The advantages of playing offense and defense when buying your own name
Hamlet asked, "To be or not to be?" Advertisers have to ponder "To bid or not to bid?" - on their own name. And it is the question brand managers have the most trouble answering. Sometimes bidding on your own name is a smart idea, other times it just does not make sense. The answer must be considered in the context of many, often unrelated, factors.
First, determine how much space you already own on the page. The main component of a Search Engine Result Page (SERP) is the natural search rankings. The paid ads comprise a fraction of the page, albeit the profitable one. The natural (organic) results comprise the majority of the page. The rankings are theoretically presented in order of relevance. Importantly, a Web site can have multiple site links listed. Not only can example.com be listed, but so can example.com/faq or example.com/coupon. Each site link allows a brand to own more space on the page. Like retail shelf space, the more you own the less your competition can. If your brand has numerous site links listed, and there is little competitive presence, I would not bother bidding on your own name. In that case you are just competing with yourself.
Be warned: The lack of competitive presence is an increasingly rare occurrence. Today, even the least common names have at least one bidder. Large e-commerce Web sites like eBay or Amazon bid a few cents for those words. If they can sell your product, they will bid on your product's name. This may not be a bad thing - especially if your Web site does not support e-commerce. Since the consumer was already looking for you, you have not lost a sale. On the other hand, redirected traffic hampers your ability to achieve other less tangible objectives (provide more information, introduce brand extensions). Clearly this is a mixed blessing.
While e-commerce sites may be your frenemies, competitive brands are the real enemies. If other brands are bidding on your product's name, the urge to bid dramatically increases. Now, bidding on your brand's name is both offensive and defensive. Coupled with the top organic position, a paid ad can push a competitor below the fold. Most consumers never scroll past the top ads. I estimate click volume falls by 25 percent for each downward position. Still, increased competition usually means an increase in click prices. It is possible that your competitors are simply trying to distract your budget. If you are spending money on your own name that is less you have to spend on their name. The best defense is a good offense. Regardless of their intent, bid prices will increase. Consider the increased costs as you make your decision. Balance your goal cpa with your brand objectives. If your competition can divert potential customers at a relatively low cost, then enter the fray.
Factoring e-commerce into the equation further complicates the decision.
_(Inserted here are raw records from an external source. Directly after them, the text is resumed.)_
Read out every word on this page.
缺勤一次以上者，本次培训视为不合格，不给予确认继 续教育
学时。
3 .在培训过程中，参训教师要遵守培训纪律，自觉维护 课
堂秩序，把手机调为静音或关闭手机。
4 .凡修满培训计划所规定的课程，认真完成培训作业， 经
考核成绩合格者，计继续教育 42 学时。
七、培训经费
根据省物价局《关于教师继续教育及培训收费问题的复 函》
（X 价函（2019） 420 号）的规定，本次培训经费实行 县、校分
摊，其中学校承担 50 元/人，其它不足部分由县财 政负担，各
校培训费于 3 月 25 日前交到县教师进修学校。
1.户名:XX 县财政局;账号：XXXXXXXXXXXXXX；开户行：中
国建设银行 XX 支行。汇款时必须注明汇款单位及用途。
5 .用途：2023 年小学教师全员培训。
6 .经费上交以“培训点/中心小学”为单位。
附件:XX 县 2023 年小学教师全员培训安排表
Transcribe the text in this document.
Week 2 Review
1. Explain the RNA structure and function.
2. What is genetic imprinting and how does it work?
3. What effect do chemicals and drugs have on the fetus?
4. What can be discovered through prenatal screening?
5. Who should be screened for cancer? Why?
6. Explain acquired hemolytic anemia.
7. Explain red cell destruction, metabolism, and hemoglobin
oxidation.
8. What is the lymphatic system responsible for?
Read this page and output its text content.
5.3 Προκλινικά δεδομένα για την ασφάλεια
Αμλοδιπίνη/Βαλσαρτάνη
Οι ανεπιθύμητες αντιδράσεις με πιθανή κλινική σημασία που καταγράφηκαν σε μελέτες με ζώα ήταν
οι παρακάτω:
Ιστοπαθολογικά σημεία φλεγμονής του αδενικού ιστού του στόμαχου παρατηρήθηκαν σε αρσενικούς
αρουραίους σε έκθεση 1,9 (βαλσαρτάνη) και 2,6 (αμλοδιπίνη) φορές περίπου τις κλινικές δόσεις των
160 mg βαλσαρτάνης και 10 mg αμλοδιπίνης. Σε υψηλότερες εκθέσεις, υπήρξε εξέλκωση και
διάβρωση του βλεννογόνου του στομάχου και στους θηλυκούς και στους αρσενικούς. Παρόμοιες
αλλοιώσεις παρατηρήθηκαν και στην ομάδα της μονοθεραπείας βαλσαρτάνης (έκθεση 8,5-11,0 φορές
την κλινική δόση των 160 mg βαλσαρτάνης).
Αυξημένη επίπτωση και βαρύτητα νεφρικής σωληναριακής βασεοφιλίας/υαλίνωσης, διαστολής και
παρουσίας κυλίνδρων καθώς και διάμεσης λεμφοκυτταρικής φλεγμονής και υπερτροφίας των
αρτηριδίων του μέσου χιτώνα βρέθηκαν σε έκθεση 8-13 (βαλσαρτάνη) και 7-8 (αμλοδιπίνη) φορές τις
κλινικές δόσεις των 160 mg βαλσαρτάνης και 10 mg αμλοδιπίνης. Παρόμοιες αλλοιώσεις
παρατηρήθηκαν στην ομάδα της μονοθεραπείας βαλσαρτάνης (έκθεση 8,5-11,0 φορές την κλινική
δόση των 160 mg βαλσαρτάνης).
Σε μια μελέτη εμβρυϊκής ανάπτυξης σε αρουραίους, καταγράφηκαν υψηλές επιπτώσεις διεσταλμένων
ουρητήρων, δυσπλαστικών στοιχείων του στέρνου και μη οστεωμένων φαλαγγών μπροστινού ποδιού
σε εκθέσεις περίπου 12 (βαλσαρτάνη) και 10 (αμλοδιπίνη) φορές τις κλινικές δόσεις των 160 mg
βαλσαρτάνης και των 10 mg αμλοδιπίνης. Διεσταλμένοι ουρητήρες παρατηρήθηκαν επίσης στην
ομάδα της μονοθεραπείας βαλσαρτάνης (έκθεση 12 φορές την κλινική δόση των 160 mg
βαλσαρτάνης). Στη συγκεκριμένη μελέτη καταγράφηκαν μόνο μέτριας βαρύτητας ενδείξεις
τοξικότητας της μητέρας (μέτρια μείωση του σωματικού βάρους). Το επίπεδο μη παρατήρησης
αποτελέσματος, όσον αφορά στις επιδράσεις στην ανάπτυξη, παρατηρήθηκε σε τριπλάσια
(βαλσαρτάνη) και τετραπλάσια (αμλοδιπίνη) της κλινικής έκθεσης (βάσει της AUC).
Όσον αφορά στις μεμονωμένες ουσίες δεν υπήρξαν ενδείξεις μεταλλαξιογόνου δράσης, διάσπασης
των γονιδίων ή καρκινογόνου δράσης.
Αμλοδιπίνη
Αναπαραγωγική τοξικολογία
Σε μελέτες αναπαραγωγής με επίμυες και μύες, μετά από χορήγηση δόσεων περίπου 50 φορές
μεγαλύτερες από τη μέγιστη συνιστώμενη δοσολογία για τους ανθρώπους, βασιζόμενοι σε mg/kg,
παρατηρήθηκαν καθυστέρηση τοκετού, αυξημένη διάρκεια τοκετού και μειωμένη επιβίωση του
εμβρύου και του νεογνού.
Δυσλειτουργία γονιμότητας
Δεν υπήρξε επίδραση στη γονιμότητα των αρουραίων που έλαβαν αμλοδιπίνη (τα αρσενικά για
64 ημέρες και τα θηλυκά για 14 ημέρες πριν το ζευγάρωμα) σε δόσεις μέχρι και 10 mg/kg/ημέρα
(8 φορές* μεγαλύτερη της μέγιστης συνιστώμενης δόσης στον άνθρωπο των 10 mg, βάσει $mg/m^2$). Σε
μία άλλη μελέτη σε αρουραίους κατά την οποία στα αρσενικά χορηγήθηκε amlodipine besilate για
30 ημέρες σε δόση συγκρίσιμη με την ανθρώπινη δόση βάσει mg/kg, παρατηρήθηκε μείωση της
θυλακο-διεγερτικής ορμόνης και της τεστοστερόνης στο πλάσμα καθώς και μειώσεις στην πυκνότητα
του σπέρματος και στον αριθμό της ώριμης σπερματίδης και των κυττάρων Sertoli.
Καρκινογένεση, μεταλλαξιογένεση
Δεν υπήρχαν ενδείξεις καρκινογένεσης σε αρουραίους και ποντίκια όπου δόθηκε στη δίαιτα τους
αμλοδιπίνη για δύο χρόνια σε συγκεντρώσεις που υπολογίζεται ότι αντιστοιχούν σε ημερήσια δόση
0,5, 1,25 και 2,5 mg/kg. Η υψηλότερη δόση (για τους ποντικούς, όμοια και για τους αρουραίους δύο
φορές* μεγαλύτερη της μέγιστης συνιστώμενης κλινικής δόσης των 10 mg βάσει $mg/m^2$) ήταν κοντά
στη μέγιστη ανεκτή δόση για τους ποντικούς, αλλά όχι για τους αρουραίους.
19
Sites that include an e-store can afford to spend more per click because they can trace an immediate ROI. Generally speaking, if you can't monetize increased CPCs don't try to compete. However, corporate priorities often run counter to this suggestion; CEOs often want to own the first ad position regardless of price. If management can be dissuaded, this presents an opportunity to invest more in organic search. Given my druthers, I would prefer the top few organic positions to the first paid spot.
Most brands never make a proactive plan. Instead, like Hamlet, they simply muddle through, reacting to external events. In the end, it is always a safe bet to bid on your own name, but it may not be the most economical.